The solution, as stonemasons have known for thousands of years, is to replace the tension with compression by vaulting.

The shape might prove impractical to make on modern, fast-track construction sites using traditional temporary formwork, so the ACORN team has also developed an automated adaptable mould and a robotic concrete spraying system that can be used off-site in a factory using purpose-written software to optimise the floor design for any given building.

Since the floor is made off-site, it needs to be transported to site and then assembled. This means splitting a large floor into transportable pieces. That required a system to connect them on site, which the team has also developed, bringing further advantages in reducing the time needed on-site for assembling the sections.

The ACORN team has learnt another trick from stone – re-using material at the end of a building’s life. The joints have been designed so that the floor can be dismantled and re-used elsewhere, helping towards a circular economy for the construction industry.

The practicality of this integrated system has just been demonstrated to ACORN’s industry partners in a full-scale 4.5m x 4.5m thin-shell structure in the NRFIS Laboratory of Cambridge University’s Civil Engineering Department.

Despite being the first of its kind, each piece of the floor erected at Cambridge took only half an hour to make, and the whole floor took just a week to assemble. Future commercial versions could be manufactured in dedicated industrial facilities even more quickly and site erection times could be reduced as familiarity with the system grew.

Dr Shepherd says: “After three years of research it’s amazing to see the fruits of all our hard work dominating the laboratory and drawing interested looks from all who pass by. It’s not every day you can jump on top of your research!

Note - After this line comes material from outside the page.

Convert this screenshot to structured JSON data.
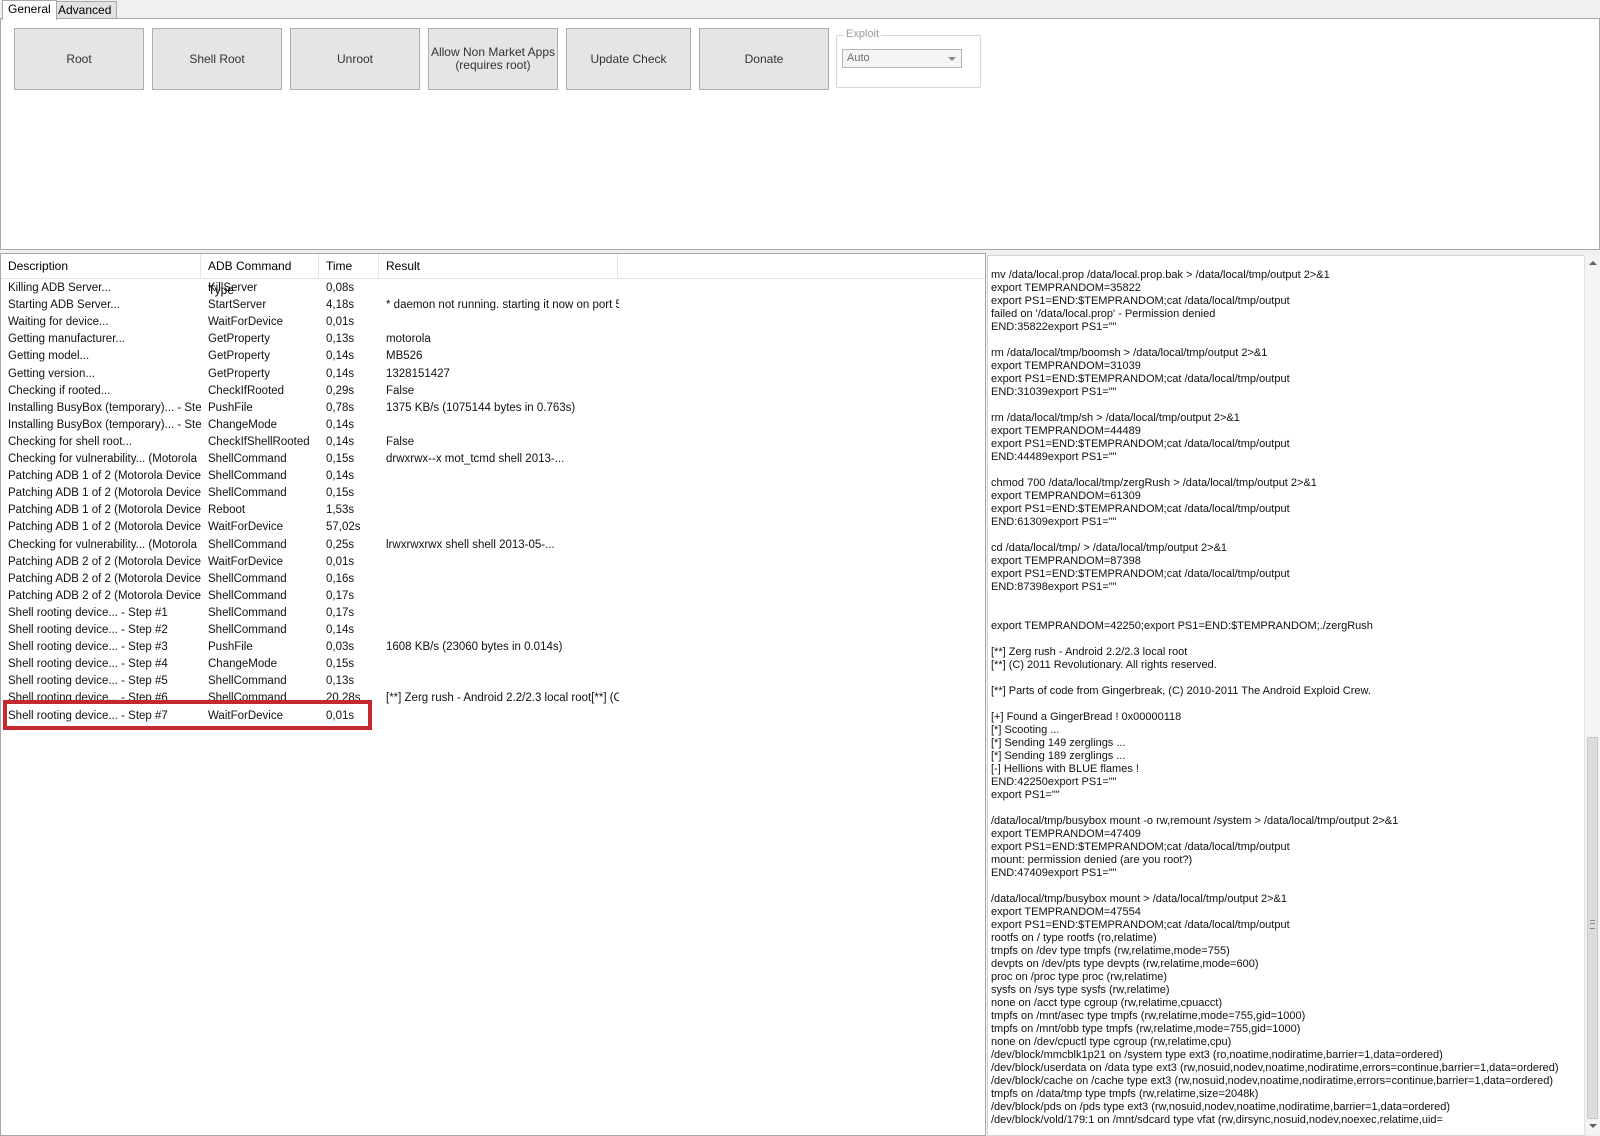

I just hope that one day soon this type of low-carbon, automatically manufactured building becomes so widespread that people walk by without noticing.”

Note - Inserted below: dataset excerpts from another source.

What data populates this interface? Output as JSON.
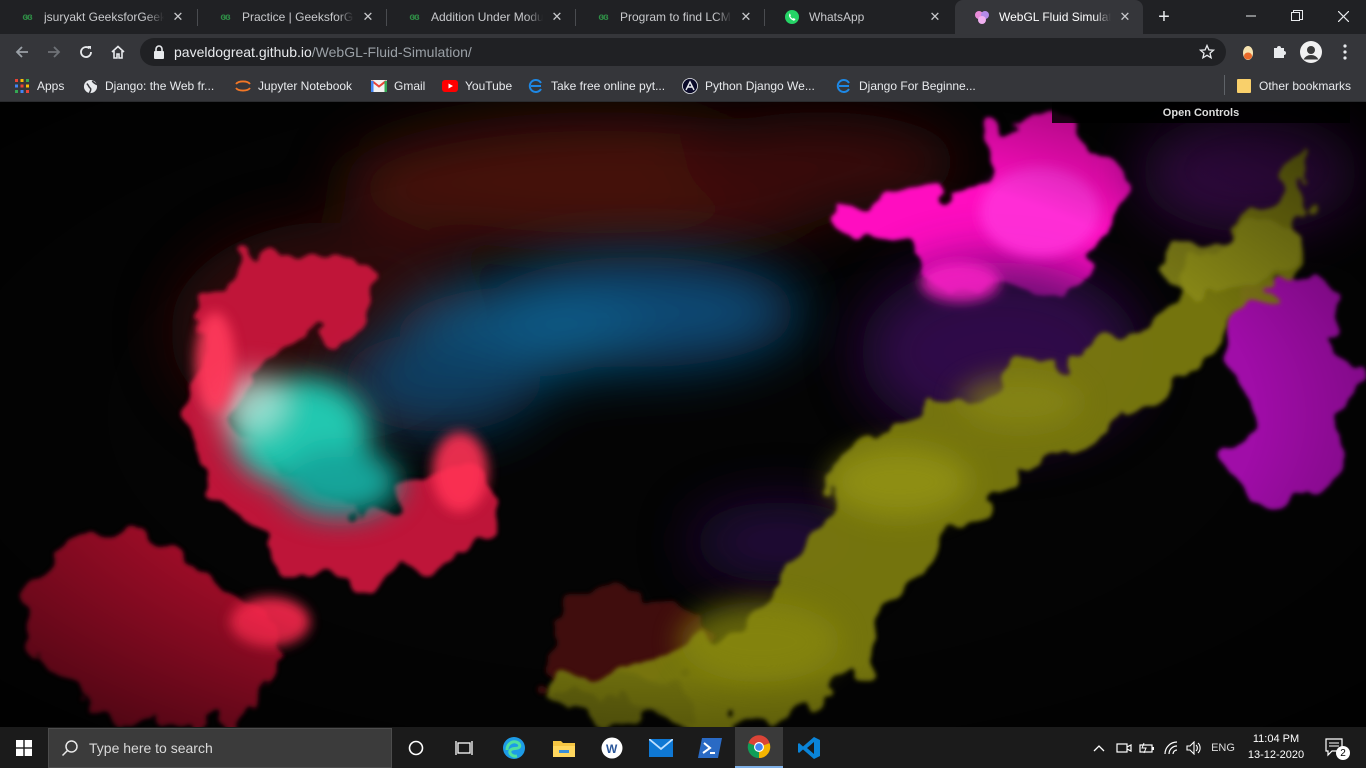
{
  "browser": {
    "tabs": [
      {
        "title": "jsuryakt GeeksforGeeks",
        "favicon": "geeksforgeeks-icon"
      },
      {
        "title": "Practice | GeeksforGeeks",
        "favicon": "geeksforgeeks-icon"
      },
      {
        "title": "Addition Under Modulo",
        "favicon": "geeksforgeeks-icon"
      },
      {
        "title": "Program to find LCM of two numbers",
        "favicon": "geeksforgeeks-icon"
      },
      {
        "title": "WhatsApp",
        "favicon": "whatsapp-icon"
      },
      {
        "title": "WebGL Fluid Simulation",
        "favicon": "webgl-fluid-icon",
        "active": true
      }
    ],
    "new_tab_label": "+",
    "window_controls": {
      "minimize": "—",
      "maximize": "❐",
      "close": "✕"
    },
    "address": {
      "host": "paveldogreat.github.io",
      "path": "/WebGL-Fluid-Simulation/"
    },
    "bookmarks": [
      {
        "label": "Apps",
        "icon": "apps-grid-icon"
      },
      {
        "label": "Django: the Web fr...",
        "icon": "globe-icon"
      },
      {
        "label": "Jupyter Notebook",
        "icon": "jupyter-icon"
      },
      {
        "label": "Gmail",
        "icon": "gmail-icon"
      },
      {
        "label": "YouTube",
        "icon": "youtube-icon"
      },
      {
        "label": "Take free online pyt...",
        "icon": "edx-icon"
      },
      {
        "label": "Python Django We...",
        "icon": "django-course-icon"
      },
      {
        "label": "Django For Beginne...",
        "icon": "edx-icon"
      }
    ],
    "other_bookmarks": "Other bookmarks"
  },
  "page": {
    "open_controls_label": "Open Controls"
  },
  "taskbar": {
    "search_placeholder": "Type here to search",
    "apps": [
      "cortana-icon",
      "task-view-icon",
      "edge-icon",
      "file-explorer-icon",
      "word-icon",
      "mail-icon",
      "powershell-icon",
      "chrome-icon",
      "vscode-icon"
    ],
    "tray": {
      "language": "ENG"
    },
    "clock": {
      "time": "11:04 PM",
      "date": "13-12-2020"
    },
    "notifications_count": "2"
  },
  "colors": {
    "tabstrip_bg": "#202124",
    "toolbar_bg": "#35363a",
    "omnibox_bg": "#202124",
    "taskbar_bg": "#1b1b1b",
    "fluid_red": "#e8194a",
    "fluid_cyan": "#27e0c0",
    "fluid_blue": "#0a5a8a",
    "fluid_magenta": "#ff18c8",
    "fluid_olive": "#8a8a10",
    "fluid_purple": "#5a1a8a"
  }
}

Adam Locke, Programme Leader of Europe Hub Technology & Innovation at Laing O'Rourke, one of the ACORN partners, adds: “The ACORN Demonstrator is a very useful stepping-stone in the progressive pathway to decarbonizing our solutions, and complements very well our own work in this area.”

*ACORN received funding from UK Research and Innovation under the Industrial Strategy Challenge Fund Transforming Construction programme.